Я заколотил кулаками по подвернувшемуся карабину и зарыдал уже в голос, а Гена, подняв руки к потолку, страшным голосом зарычал армянские богохульства в адрес бесстрастно взирающего на нас сквозь все времена и пространства всевышнего…
Я отыскал обе отрезанные руки Бородача и, попросив у его безбожной души прощения, вытащил из мертвых пальцев карабин и мешок. Снял с левого запястья личный браслет. Собственно, карабин нам был не нужен. Более того, был он нам совершенно бесполезен, верный лишь своему погибшему хозяину. Я забрал только обойму.
Генрик в это время стаскивал трупы онзанов в кучу. Я стал помогать. По моим подсчетам, мы угрохали около двух десятков тварей. При той плотности огня, что была нами создана, каждый из членистоногих мертвецов получил никак не меньше трех зарядов. Чрезвычайно расточительно.
Груда тел вышла внушительная. Наверх я поместил бренные останки нашего товарища, а под основание сунул пиропатрон с замедлителем, установленным на самый максимум – тридцать секунд. Мы постояли молча минуту, и я нажал кнопку активатора.
Отключив на время системы ночного видения, чтоб не повредила вспышка пиропатрона, подсвечивая путь фонарем, мы быстрым шагом двинулись вперед. За спиной беззвучно полыхнуло. Фонарь можно было гасить. Пиропатрон минут пять будет старательно и ярко гореть. Света, отраженного от гладких стен пещеры, нам вполне хватит.
Последние отблески пламени, сравнимого со звездным, угасли, и мы вновь включили «совиные глаза».
– Ген, – негромко позвал я, – а ты заметил, что у онзанов не было оружия?
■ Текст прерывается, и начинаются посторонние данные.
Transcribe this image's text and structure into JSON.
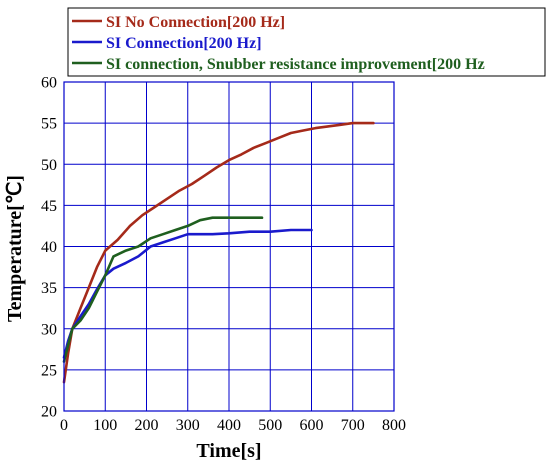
{
  "chart_data": {
    "type": "line",
    "xlabel": "Time[s]",
    "ylabel": "Temperature[℃]",
    "xlim": [
      0,
      800
    ],
    "ylim": [
      20,
      60
    ],
    "x_ticks": [
      0,
      100,
      200,
      300,
      400,
      500,
      600,
      700,
      800
    ],
    "y_ticks": [
      20,
      25,
      30,
      35,
      40,
      45,
      50,
      55,
      60
    ],
    "grid": true,
    "legend_position": "top",
    "series": [
      {
        "name": "SI No Connection[200 Hz]",
        "color": "#a52a1a",
        "x": [
          0,
          10,
          20,
          40,
          60,
          80,
          100,
          130,
          160,
          190,
          220,
          250,
          280,
          310,
          340,
          370,
          400,
          430,
          460,
          490,
          520,
          550,
          580,
          610,
          640,
          670,
          700,
          720,
          750
        ],
        "y": [
          23.5,
          27.0,
          30.0,
          32.5,
          35.0,
          37.5,
          39.5,
          40.8,
          42.5,
          43.8,
          44.8,
          45.8,
          46.8,
          47.6,
          48.6,
          49.6,
          50.5,
          51.2,
          52.0,
          52.6,
          53.2,
          53.8,
          54.1,
          54.4,
          54.6,
          54.8,
          55.0,
          55.0,
          55.0
        ]
      },
      {
        "name": "SI Connection[200 Hz]",
        "color": "#1a1acc",
        "x": [
          0,
          10,
          20,
          40,
          60,
          80,
          100,
          120,
          150,
          180,
          210,
          240,
          270,
          300,
          330,
          360,
          400,
          450,
          500,
          550,
          600
        ],
        "y": [
          26.5,
          28.5,
          30.0,
          31.5,
          33.0,
          34.8,
          36.5,
          37.3,
          38.0,
          38.8,
          40.0,
          40.5,
          41.0,
          41.5,
          41.5,
          41.5,
          41.6,
          41.8,
          41.8,
          42.0,
          42.0
        ]
      },
      {
        "name": "SI connection, Snubber resistance improvement[200 Hz",
        "color": "#1f5f1f",
        "x": [
          0,
          10,
          20,
          40,
          60,
          80,
          100,
          120,
          150,
          180,
          210,
          240,
          270,
          300,
          330,
          360,
          400,
          450,
          480
        ],
        "y": [
          26.0,
          28.0,
          30.0,
          31.0,
          32.5,
          34.5,
          36.5,
          38.8,
          39.5,
          40.0,
          41.0,
          41.5,
          42.0,
          42.5,
          43.2,
          43.5,
          43.5,
          43.5,
          43.5
        ]
      }
    ]
  }
}
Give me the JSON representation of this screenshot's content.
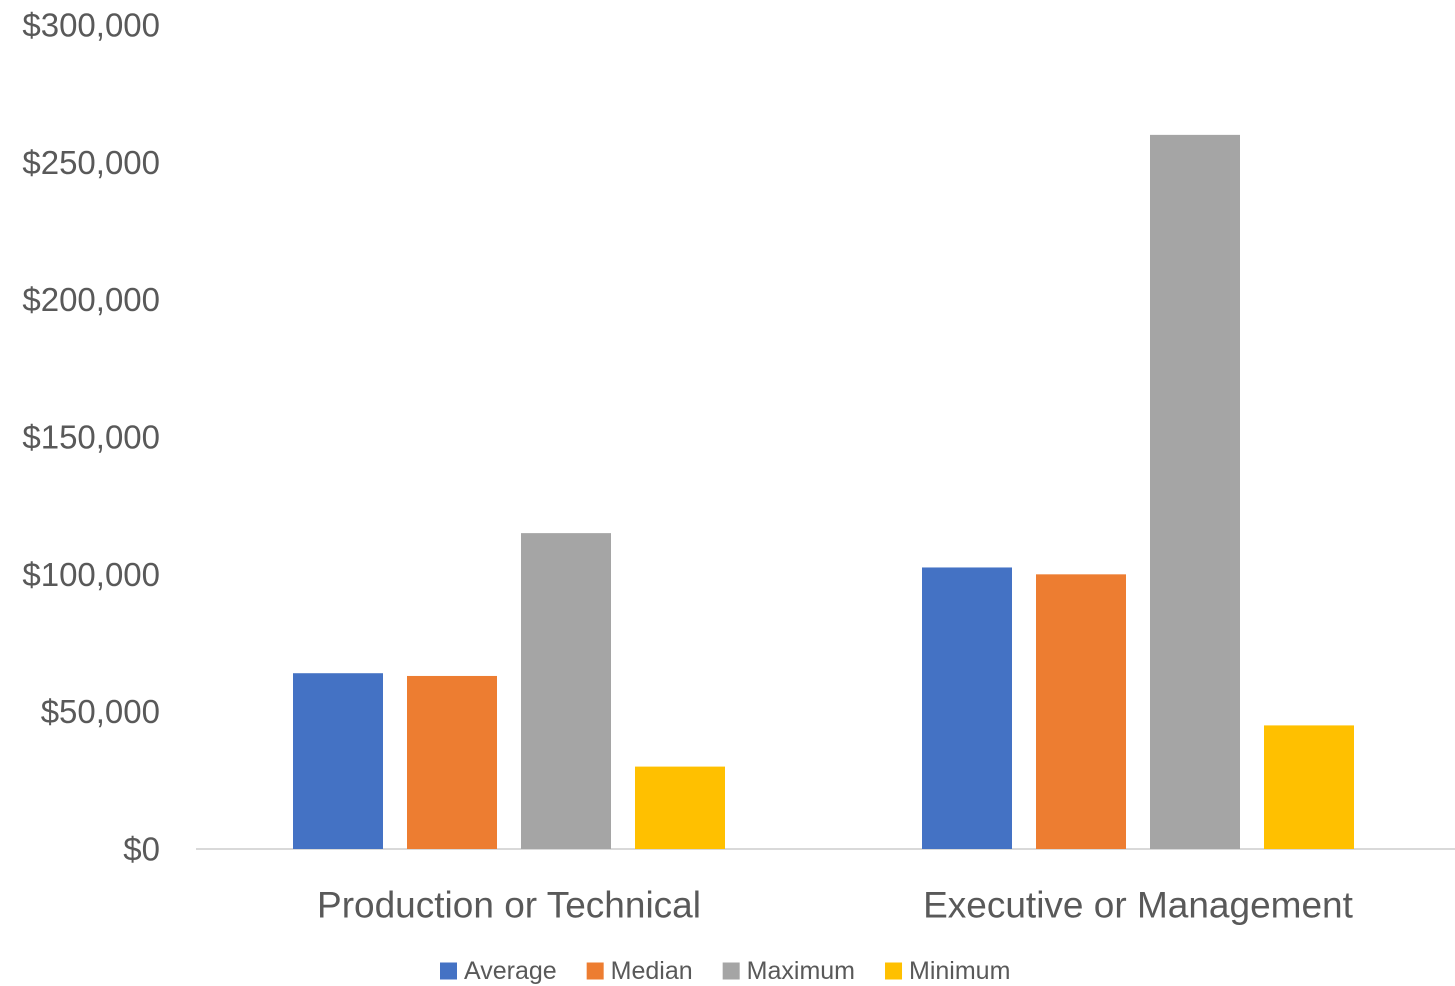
{
  "chart_data": {
    "type": "bar",
    "categories": [
      "Production or Technical",
      "Executive or Management"
    ],
    "series": [
      {
        "name": "Average",
        "color": "#4472C4",
        "values": [
          64000,
          102500
        ]
      },
      {
        "name": "Median",
        "color": "#ED7D31",
        "values": [
          63000,
          100000
        ]
      },
      {
        "name": "Maximum",
        "color": "#A5A5A5",
        "values": [
          115000,
          260000
        ]
      },
      {
        "name": "Minimum",
        "color": "#FFC000",
        "values": [
          30000,
          45000
        ]
      }
    ],
    "y_ticks": [
      "$0",
      "$50,000",
      "$100,000",
      "$150,000",
      "$200,000",
      "$250,000",
      "$300,000"
    ],
    "ylim": [
      0,
      300000
    ],
    "legend_position": "bottom",
    "grid": false
  }
}
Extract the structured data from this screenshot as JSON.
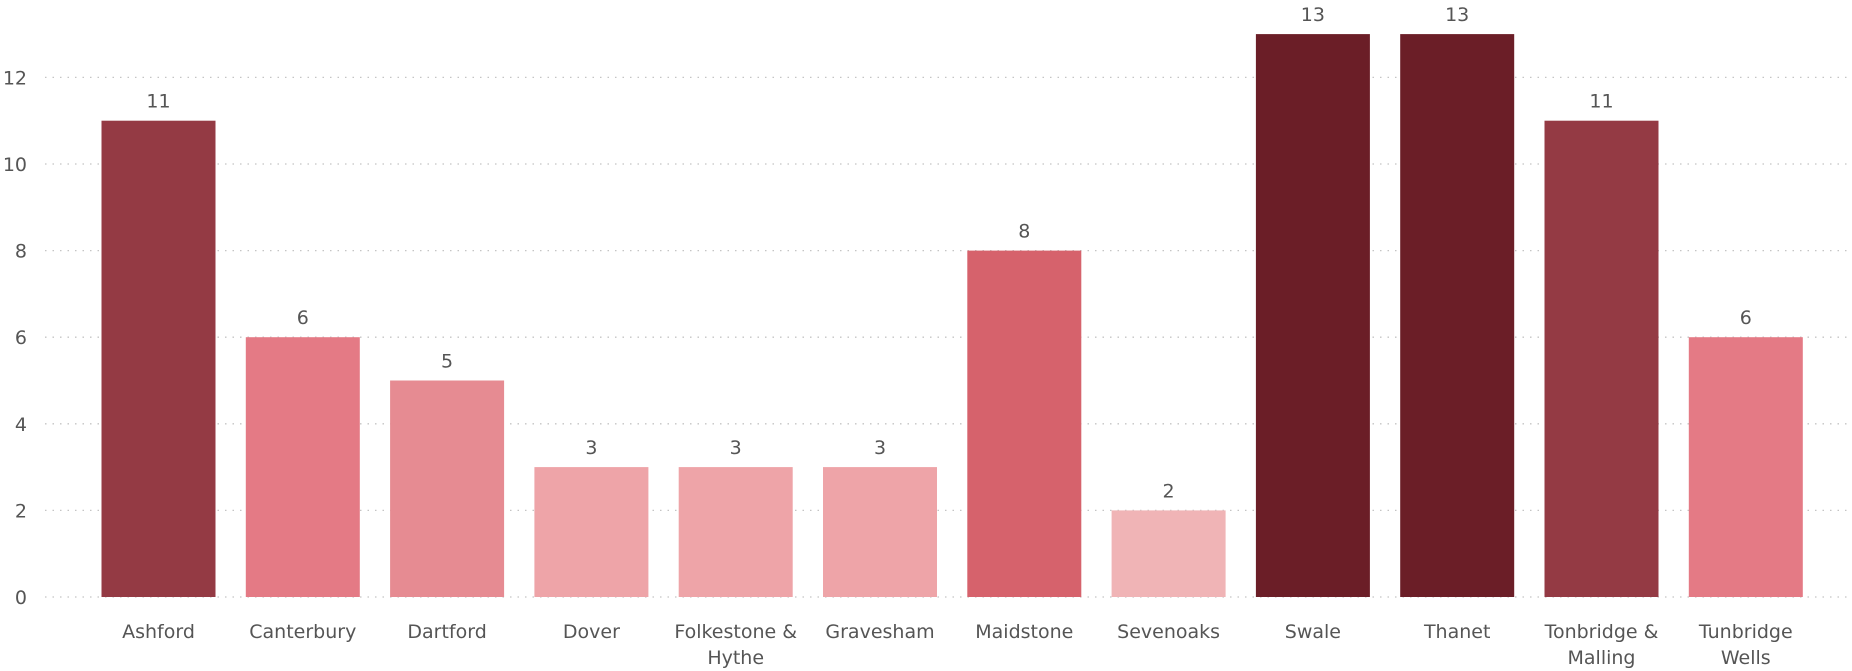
{
  "chart_data": {
    "type": "bar",
    "title": "",
    "xlabel": "",
    "ylabel": "",
    "ylim": [
      0,
      13
    ],
    "yticks": [
      0,
      2,
      4,
      6,
      8,
      10,
      12
    ],
    "grid": true,
    "data_labels": true,
    "categories": [
      {
        "lines": [
          "Ashford"
        ]
      },
      {
        "lines": [
          "Canterbury"
        ]
      },
      {
        "lines": [
          "Dartford"
        ]
      },
      {
        "lines": [
          "Dover"
        ]
      },
      {
        "lines": [
          "Folkestone &",
          "Hythe"
        ]
      },
      {
        "lines": [
          "Gravesham"
        ]
      },
      {
        "lines": [
          "Maidstone"
        ]
      },
      {
        "lines": [
          "Sevenoaks"
        ]
      },
      {
        "lines": [
          "Swale"
        ]
      },
      {
        "lines": [
          "Thanet"
        ]
      },
      {
        "lines": [
          "Tonbridge &",
          "Malling"
        ]
      },
      {
        "lines": [
          "Tunbridge",
          "Wells"
        ]
      }
    ],
    "values": [
      11,
      6,
      5,
      3,
      3,
      3,
      8,
      2,
      13,
      13,
      11,
      6
    ],
    "colors": [
      "#943a44",
      "#e47a85",
      "#e68b92",
      "#eea4a8",
      "#eea4a8",
      "#eea4a8",
      "#d6626c",
      "#f0b4b6",
      "#6b1e27",
      "#6b1e27",
      "#943a44",
      "#e47a85"
    ]
  }
}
И у того, возле входа, которого мы с Бородачом как свинью разделали, тоже ведь не было. Гражданские?
Генрик пробурчал:
– Не мое дело!
Молчание продолжалось недолго.
– Нам только на руку, что онзаны все еще не пронюхали, откуда явились к ним Братья, – сказал он. – Безоружные твари, угробившие Бородача, не в счет. Они и сами, похоже, не ждали встречи с нами. Наткнулись случайно. Хотели взять живьем, наверное. Не учли, скоты, что я в ферментационный чан пока не собираюсь.
Он с чувством выматерился.
Я подумал, что и Бородач не собирался, а вышло-то вон как. Гена, наверное, подумал о том же, и мы вновь замолчали. Я время от времени озирался, хоть и знал, что через ту лужу расплавленного камня, в которую пиропатрон превратил скальную породу, не перебраться еще долго. Никому.
Выход приближался. Сквозняк усиливался. Что ждало нас за пределами пещеры? Будет ли кому подсунуть под наши трупы пиропатрон, если… Нет, об этом лучше не думать. Сейчас уныние может стать главным врагом, пострашней онзанов.
Генрик тоже знал это. Он с размаху хлопнул меня по спине:
– Выше нос, солдат. Жизнь не закончилась. Бородач погиб именно так, как хотел. Помнишь его пояс из тротила, о котором я тебе рассказывал? И еще – его никто нигде не ждал. А мы… мы просто обязаны вернуться. Хотя бы, потому что тебя ждет Василиса. И родные. И меня ждут. Хотя бы для того, чтобы вручить командованию опознавательный браслет Бородача. И мы вернемся, обещаю. И вытащим тех, за кем идем.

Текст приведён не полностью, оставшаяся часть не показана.